Excerpted from an instrumental opera about James Reid, a luckless 18th century Jacobite army instrumentalist who was executed after a judge ruled that bagpipes were a weapon, Weir's Trio evoked a bygone romantic era. Its many charms include its final "Lament, over the sea," a masterly portrait of the ocean of the kind that British composers excel in. The work was played splendidly by violinist Joel Pargman, violist Aaron Oltman and cellist Alexander Suleiman.

They were joined by pianist Grace Zhao for "Distance and Enchantment," an evocative meditation on folk tales of women and girls who leave safe domesticity to wander in Gypsy and fairy realms.

Then, just when it seemed that Weir was altogether preoccupied by history and legend, her "Musicians Wrestle Everywhere" brought us into the gritty, exciting landscape of a modern city.

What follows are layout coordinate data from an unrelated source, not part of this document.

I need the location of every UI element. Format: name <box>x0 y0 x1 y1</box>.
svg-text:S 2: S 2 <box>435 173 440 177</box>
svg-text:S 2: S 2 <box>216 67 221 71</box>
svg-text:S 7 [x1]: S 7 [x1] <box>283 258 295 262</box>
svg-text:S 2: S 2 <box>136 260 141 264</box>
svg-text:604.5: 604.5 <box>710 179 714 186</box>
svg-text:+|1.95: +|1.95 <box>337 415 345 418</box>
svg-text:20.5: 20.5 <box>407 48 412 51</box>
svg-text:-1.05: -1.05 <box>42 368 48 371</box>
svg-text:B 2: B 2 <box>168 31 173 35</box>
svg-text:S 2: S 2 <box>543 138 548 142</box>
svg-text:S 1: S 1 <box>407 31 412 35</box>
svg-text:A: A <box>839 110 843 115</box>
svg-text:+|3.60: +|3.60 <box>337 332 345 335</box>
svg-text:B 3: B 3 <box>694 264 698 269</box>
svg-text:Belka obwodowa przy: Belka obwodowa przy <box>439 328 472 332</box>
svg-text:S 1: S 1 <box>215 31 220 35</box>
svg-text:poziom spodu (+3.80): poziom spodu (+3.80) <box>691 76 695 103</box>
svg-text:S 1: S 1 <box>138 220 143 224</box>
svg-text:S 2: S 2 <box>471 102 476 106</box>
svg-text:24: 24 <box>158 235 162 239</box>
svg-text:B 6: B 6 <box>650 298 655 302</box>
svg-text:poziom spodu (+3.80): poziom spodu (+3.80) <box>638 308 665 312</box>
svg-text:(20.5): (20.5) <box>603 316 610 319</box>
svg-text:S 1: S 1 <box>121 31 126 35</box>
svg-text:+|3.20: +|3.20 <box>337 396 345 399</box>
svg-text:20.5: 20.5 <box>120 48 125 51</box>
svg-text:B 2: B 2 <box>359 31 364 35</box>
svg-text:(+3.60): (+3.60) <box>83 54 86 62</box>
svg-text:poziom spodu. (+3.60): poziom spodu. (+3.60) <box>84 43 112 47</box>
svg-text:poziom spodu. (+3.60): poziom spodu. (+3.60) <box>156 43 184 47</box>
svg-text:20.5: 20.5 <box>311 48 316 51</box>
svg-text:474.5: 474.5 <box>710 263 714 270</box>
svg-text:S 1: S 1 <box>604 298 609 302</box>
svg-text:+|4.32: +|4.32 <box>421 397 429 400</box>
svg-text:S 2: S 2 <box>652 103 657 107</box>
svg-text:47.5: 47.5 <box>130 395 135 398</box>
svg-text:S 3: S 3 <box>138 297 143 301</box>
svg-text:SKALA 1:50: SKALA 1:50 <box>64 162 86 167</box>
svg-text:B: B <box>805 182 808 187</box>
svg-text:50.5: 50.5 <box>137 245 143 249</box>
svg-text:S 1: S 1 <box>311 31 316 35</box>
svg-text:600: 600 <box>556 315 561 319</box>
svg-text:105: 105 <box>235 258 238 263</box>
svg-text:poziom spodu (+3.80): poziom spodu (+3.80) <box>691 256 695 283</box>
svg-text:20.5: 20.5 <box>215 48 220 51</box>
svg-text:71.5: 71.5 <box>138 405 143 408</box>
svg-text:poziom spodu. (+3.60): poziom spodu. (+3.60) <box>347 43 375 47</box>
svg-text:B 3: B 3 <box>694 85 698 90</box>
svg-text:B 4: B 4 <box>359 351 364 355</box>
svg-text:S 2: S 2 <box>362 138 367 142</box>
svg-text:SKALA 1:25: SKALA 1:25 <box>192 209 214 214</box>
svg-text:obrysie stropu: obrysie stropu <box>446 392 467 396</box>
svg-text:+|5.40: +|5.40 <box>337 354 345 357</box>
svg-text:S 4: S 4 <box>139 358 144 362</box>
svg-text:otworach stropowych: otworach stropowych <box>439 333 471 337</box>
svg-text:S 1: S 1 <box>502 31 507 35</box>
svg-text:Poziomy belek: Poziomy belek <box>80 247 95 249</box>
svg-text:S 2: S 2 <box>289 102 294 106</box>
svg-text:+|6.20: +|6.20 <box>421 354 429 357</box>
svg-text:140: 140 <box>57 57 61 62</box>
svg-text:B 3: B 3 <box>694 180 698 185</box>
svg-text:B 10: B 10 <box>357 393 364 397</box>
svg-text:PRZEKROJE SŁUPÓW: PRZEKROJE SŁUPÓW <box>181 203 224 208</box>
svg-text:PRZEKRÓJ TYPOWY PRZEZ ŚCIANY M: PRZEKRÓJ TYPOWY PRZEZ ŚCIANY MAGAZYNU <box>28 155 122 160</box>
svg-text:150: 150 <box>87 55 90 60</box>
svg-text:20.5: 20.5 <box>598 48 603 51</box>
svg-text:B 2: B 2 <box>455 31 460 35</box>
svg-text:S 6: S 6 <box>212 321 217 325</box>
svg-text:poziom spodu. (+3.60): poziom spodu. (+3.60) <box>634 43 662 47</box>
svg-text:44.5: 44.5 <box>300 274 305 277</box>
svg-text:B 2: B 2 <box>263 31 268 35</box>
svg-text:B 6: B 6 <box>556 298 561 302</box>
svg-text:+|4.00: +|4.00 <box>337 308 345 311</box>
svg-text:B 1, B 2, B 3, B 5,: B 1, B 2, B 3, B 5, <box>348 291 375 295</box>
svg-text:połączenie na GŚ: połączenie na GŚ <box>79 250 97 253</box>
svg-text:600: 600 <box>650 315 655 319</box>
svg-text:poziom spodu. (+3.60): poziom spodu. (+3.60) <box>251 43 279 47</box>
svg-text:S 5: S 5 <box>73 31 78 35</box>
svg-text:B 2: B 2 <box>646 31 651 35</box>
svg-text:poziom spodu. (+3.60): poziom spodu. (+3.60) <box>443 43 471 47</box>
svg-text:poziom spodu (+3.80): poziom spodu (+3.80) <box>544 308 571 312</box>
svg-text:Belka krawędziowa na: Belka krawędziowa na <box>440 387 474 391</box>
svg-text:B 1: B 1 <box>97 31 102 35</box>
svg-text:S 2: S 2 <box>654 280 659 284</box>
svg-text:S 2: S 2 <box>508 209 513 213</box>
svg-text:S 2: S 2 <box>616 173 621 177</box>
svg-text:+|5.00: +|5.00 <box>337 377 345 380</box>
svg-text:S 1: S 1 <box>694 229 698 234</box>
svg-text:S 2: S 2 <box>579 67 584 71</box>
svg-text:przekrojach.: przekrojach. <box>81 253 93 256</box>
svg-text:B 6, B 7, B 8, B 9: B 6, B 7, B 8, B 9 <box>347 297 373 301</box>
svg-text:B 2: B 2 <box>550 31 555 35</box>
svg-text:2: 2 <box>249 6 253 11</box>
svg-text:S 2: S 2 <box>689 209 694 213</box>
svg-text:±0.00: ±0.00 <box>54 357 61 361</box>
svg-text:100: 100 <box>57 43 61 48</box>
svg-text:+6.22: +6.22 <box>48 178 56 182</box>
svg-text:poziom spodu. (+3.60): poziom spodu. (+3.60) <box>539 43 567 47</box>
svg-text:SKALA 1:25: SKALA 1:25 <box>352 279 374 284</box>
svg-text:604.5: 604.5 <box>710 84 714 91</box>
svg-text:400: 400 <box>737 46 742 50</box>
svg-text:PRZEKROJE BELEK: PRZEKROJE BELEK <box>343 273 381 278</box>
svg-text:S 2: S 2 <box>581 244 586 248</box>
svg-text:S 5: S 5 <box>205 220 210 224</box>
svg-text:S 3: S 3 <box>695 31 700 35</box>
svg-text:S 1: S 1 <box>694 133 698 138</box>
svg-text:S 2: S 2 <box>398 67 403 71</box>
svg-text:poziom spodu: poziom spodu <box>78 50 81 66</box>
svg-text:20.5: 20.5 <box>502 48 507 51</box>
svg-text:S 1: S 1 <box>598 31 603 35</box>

The program also featured works by two others: . Pierre Jalbert, composer in residence with the Los Angeles Chamber Orchestra, was represented by the West Coast premiere of his "Transcendental Windows," and Thomas Osborne, a doctoral student at USC, by the world premiere of his "Five Fixations for Eight Players."

Commissioned by the Albany (N.Y.) Symphony, "Transcendental Windows" was inspired by Tiffany stained-glass windows at an Albany church. The work invited contemplation through layered, sensitively scored sustained chords that evolved into episodes of narrative action.

Despite whimsical section titles such as "On Pins and Needles," Osborne's "Five Fixations" is very formal, the work of a young composer who set himself the task of using minimum material for maximum effect. It is strong, but one suspects he will soon move in a freer direction.

The concert was part of Weir's five-day residency at USC. One of her choral works will be performed Friday in the Fall Festival of Choirs concert.